Hopefully Rhubarb will gradually learn the skills to jump higher and open doors (some good training tips above). I call Molly my Special Needs cat and love her for exactly how she is, as I'm sure you do with Rhubarb.
posted by Happycat79 at 3:39 PM on June 17, 2008

Rhubarb is a tortie with yellow eyes.

I've been watching her extra closely for the past couple days and i really think that it is just that she is super dumb and doesn't learn quickly. Like when I was having a bath and she stuck one paw elbow deep to see what the water was, freaked out a bit, and then stuck the OTHER paw in, elbow deep and was genuinely surprised to find the water was still wet. Dumb as a bag of hammers, this cat. God I love her.
posted by gwenlister at 6:01 AM on June 18, 2008 [2 favorites]

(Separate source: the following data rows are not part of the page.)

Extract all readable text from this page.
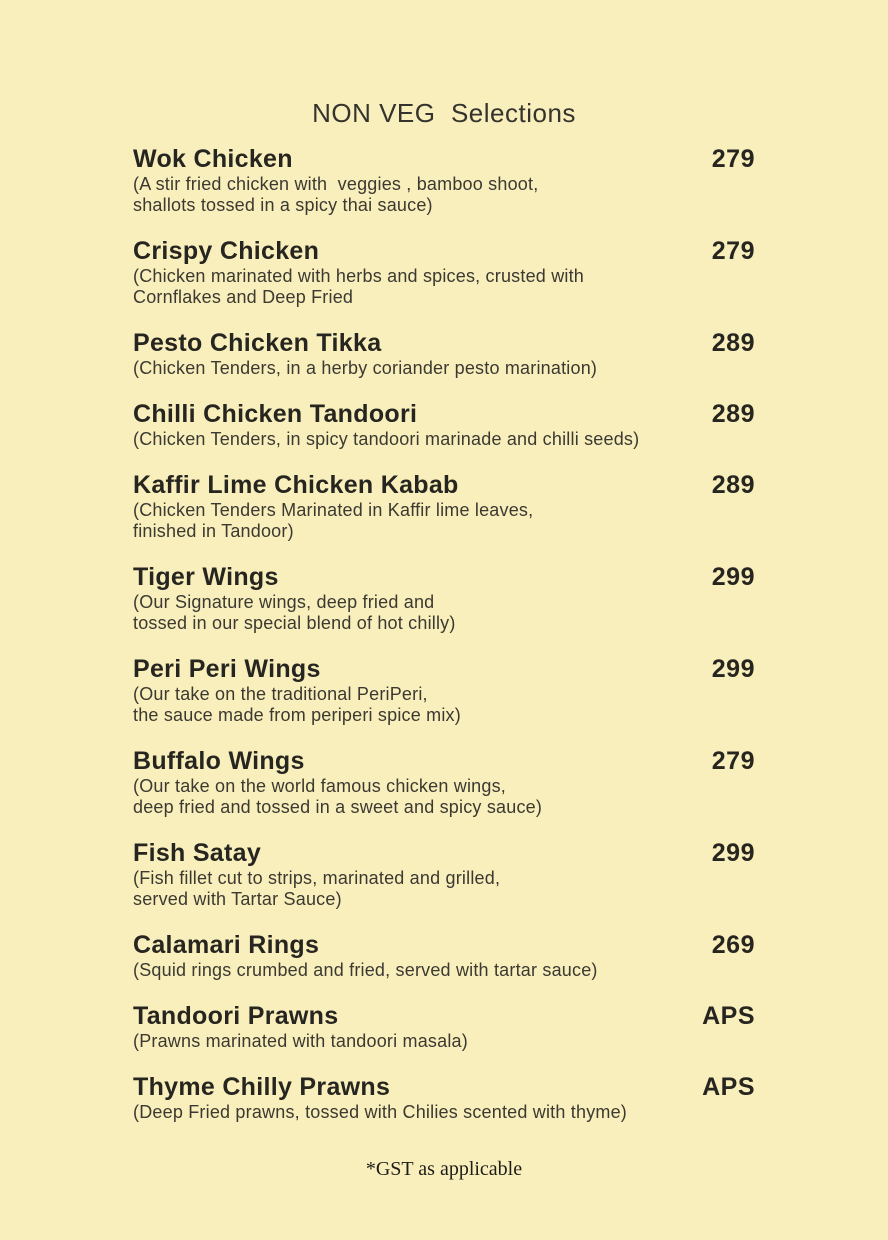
NON VEG  Selections
Wok Chicken	279
(A stir fried chicken with  veggies , bamboo shoot,
shallots tossed in a spicy thai sauce)
Crispy Chicken	279
(Chicken marinated with herbs and spices, crusted with
Cornflakes and Deep Fried
Pesto Chicken Tikka	289
(Chicken Tenders, in a herby coriander pesto marination)
Chilli Chicken Tandoori	289
(Chicken Tenders, in spicy tandoori marinade and chilli seeds)
Kaffir Lime Chicken Kabab	289
(Chicken Tenders Marinated in Kaffir lime leaves,
finished in Tandoor)
Tiger Wings	299
(Our Signature wings, deep fried and
tossed in our special blend of hot chilly)
Peri Peri Wings	299
(Our take on the traditional PeriPeri,
the sauce made from periperi spice mix)
Buffalo Wings	279
(Our take on the world famous chicken wings,
deep fried and tossed in a sweet and spicy sauce)
Fish Satay	299
(Fish fillet cut to strips, marinated and grilled,
served with Tartar Sauce)
Calamari Rings	269
(Squid rings crumbed and fried, served with tartar sauce)
Tandoori Prawns	APS
(Prawns marinated with tandoori masala)
Thyme Chilly Prawns	APS
(Deep Fried prawns, tossed with Chilies scented with thyme)
*GST as applicable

And installing a stair type thing up to the bed is a good idea. Thanks!
posted by gwenlister at 6:01 AM on June 18, 2008

She sounds gorgeous! - Please let us know if she works the stairs out!
posted by Dub at 6:12 PM on June 18, 2008

my cat falls off things too, and also misses when he tries to jump on things sometimes. i think he's nearsighted- i've seen him unable to locate a live mouse that was hiding between his front paws.